Making musicians. During a discussion a few years ago with a colleague of mine at Foundations of Music, the words “making musicians” were spoken. We were teaching weekly general music concepts to kindergarten, 1st and 2nd grade classes at a school on the west side of Chicago. During a very philosophical conversation we had one day (or at least a conversation WE found to be particularly philosophical), we were examining the bigger picture of defining our work through the lens of these vibrant and energetic children. We hoped our work would plant seeds which would eventually grow into a lifelong love of music while simultaneously prompting some of their own journeys to becoming musicians.

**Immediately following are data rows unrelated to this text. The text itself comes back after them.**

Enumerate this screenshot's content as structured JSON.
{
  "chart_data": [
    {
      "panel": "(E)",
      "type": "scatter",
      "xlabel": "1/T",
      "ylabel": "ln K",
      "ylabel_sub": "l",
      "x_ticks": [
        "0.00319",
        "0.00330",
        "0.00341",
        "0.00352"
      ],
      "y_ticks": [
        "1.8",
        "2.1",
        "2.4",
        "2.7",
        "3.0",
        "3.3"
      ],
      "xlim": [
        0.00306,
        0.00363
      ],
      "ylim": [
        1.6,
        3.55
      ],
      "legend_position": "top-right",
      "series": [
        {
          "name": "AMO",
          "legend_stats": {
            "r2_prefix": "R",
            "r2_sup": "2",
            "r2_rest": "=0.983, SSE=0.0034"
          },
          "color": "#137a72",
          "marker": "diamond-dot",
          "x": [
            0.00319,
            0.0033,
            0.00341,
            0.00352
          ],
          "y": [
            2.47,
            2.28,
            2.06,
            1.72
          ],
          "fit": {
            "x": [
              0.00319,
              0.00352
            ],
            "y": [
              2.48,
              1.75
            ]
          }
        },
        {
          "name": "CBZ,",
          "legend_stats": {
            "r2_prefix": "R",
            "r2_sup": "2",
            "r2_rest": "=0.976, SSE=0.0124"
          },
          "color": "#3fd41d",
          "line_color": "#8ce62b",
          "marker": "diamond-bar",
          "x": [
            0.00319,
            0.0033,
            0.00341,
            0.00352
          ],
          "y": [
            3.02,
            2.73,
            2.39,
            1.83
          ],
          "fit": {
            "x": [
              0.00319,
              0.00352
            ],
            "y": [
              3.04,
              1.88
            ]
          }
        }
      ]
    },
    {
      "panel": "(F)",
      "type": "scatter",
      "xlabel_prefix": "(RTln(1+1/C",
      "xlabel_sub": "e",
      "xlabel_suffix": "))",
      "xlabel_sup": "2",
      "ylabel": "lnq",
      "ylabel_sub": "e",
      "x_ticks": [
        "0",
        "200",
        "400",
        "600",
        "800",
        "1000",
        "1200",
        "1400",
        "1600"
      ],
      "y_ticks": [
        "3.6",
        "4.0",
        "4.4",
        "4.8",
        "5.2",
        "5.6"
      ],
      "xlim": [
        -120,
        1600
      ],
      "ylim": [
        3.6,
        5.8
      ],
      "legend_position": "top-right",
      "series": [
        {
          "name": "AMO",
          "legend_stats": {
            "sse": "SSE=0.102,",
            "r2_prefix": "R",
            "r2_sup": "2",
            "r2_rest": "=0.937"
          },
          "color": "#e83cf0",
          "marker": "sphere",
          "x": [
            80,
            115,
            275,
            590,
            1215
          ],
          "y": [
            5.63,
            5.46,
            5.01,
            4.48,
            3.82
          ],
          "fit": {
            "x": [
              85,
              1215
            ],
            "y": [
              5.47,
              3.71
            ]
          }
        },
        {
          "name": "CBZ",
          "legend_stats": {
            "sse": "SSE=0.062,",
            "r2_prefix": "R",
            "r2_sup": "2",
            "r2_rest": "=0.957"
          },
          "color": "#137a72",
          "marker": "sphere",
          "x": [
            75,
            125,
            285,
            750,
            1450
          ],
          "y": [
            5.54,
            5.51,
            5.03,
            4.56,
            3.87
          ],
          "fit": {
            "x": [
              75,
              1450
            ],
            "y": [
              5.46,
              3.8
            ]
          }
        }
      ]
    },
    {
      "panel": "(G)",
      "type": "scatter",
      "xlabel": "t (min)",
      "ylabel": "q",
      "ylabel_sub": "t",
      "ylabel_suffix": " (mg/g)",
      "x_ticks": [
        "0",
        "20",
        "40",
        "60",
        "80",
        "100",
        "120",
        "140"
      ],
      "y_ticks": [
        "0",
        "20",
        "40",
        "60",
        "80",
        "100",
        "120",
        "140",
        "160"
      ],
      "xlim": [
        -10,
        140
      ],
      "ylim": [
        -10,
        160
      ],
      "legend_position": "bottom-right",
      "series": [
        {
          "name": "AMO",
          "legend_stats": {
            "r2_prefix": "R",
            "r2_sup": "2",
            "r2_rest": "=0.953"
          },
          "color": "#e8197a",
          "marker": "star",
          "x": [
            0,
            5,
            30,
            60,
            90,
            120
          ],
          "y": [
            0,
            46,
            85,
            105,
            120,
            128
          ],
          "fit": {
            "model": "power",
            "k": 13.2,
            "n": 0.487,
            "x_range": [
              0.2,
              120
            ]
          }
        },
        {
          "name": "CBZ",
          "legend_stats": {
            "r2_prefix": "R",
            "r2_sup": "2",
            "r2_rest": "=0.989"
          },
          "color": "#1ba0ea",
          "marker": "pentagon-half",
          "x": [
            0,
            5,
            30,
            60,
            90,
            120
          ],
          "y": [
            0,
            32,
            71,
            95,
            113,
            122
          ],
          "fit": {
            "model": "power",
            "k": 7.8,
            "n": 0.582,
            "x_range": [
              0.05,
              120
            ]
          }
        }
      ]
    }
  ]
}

Hopefully, you had a moment or two as a youngster in which the musical flame was lit and you discovered a passion for music - perhaps even a live experience in which you actively participated? Do you remember a specific song you sang as a child? An elementary school solo on a triangle, drum or maraca? Maybe it was a dance or other performance of some kind? I myself remember playing a medium-sized Orff wooden xylophone as accompaniment for a song titled “Harvest is the Season to Behold” at a fall/Thanksgiving assembly in 2nd grade. I remember how I held the mallets, listened for my musical cue and played. I was part of an ensemble of other instrument players and singers. I was becoming a musician, and I felt very proud.
This year through Foundations of Music I am teaching General Music once a week at Harte Elementary school in Hyde Park to pre-k through 2nd grade classes, trying to plant those same seeds and (hopefully!) memorable experiences. We sing, clap, tap, move and play drums, shaker eggs, rhythm sticks, triangles and tambourines. The music itself is the motivator and at times, I see the flame lit with these children. I see it through their active participation and facial expressions and sometimes in their requests, “Can we do that one again????” Last week a 1st grader at Harte asked if he could sing his own song for me as I was leaving his classroom. He was so motivated by music, he composed a song and sang it right then and there. He shared his composition and I felt very honored to experience this brief part of his musical journey.
Music consists of sounds and silences created in an endless number of ways. These kids are listening, watching and becoming aware of it all - they are comprehending and recognizing rhythms, note values, dynamics and rests. They are expressing themselves through high, low, fast, slow, loud. and soft sounds. Music is one of the 8 intelligences in the famous developmental psychologist Howard Gardner’s theory of multiple intelligences. It is described as "sensitivity to rhythm, pitch, meter, tone, melody or timbre." We all have some of that intelligence, that inner “music child” in us and we automatically tap into it every so often, whether we realize it or not.
I have the honor of being part of the process of “making musicians” at Harte Elementary each week and it is a privilege. I am proud to be a part of it and I look forward to the remainder of the 2018-19 school year with them.